A $55 plan that adds 3G coverage constitutes a better value. It's $5 less than mobile-broadband service from AT&T, Verizon and Sprint (if $15 more than T-Mobile's less-wide-ranging service) and doesn't come with those carriers' 5-gigabyte usage caps.

Clear's Acceptable Usage Policy, however, contains an "Excessive Utilization of Network Resources" clause that allows it to throttle back the bandwidth of intensive users at peak times.

In a home or on the go, shopping for Clear service requires picking through a pointless proliferation of hardware.

Just want service in your house? Clear's site stocks three $84.99 modems (none of which include WiFi); two are touted as "easy-to-install," and the third is "actually easy to install." Need mobile service? You have a choice of four USB modems, two of which add 3G compatibility, at prices from $69.99 to $224.99.

Over the first week of use, Clear also suffered irritating breakdowns in a basic Internet feature, the Domain Name Service that directs your computer to other Internet sites. That malfunction since seems to have vanished.

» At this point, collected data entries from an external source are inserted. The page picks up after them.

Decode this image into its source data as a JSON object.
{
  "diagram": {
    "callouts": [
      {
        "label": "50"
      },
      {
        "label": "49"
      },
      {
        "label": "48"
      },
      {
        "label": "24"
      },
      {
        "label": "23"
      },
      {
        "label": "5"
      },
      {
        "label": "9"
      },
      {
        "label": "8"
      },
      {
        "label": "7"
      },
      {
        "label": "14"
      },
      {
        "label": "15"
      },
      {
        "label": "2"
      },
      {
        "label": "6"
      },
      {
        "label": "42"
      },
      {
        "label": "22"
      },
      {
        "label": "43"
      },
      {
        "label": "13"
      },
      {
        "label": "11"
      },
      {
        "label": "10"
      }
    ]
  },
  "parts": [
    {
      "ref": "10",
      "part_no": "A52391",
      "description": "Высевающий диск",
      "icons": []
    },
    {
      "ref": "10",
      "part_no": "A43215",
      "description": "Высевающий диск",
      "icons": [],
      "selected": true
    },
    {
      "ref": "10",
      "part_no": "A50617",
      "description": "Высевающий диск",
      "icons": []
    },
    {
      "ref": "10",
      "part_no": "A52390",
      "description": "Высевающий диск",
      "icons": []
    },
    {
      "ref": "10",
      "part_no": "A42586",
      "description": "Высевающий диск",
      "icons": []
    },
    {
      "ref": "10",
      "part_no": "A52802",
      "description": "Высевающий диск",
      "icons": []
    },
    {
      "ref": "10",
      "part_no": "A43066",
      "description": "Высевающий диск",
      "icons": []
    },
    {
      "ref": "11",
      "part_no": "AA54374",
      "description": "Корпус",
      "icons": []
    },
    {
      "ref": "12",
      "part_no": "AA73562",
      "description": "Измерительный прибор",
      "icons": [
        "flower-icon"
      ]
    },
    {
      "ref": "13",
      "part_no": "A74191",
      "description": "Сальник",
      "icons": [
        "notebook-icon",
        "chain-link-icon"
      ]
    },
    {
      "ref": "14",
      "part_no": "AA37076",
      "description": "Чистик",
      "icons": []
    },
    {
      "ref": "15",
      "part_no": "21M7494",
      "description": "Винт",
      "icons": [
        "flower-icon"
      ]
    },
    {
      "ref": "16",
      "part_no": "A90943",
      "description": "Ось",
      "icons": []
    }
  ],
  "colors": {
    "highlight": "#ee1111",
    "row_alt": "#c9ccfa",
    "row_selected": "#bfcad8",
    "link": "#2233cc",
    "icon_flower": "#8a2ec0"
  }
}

A look through Clear's customer-support forums suggests other potential worries. Complaints there cover such issues as problems in Clear's Internet-calling service (a $15 or $20 add-on for home plans) and mysterious slowdowns or dropouts.

So you might not want to sign up yet for the long term. But you don't have to: Clear doesn't require contracts, and the only penalty for going month to month is the risk of eating the price of the modem and a $35 activation fee. That's one other reason to hope this company succeeds where other alternative broadband ventures have failed.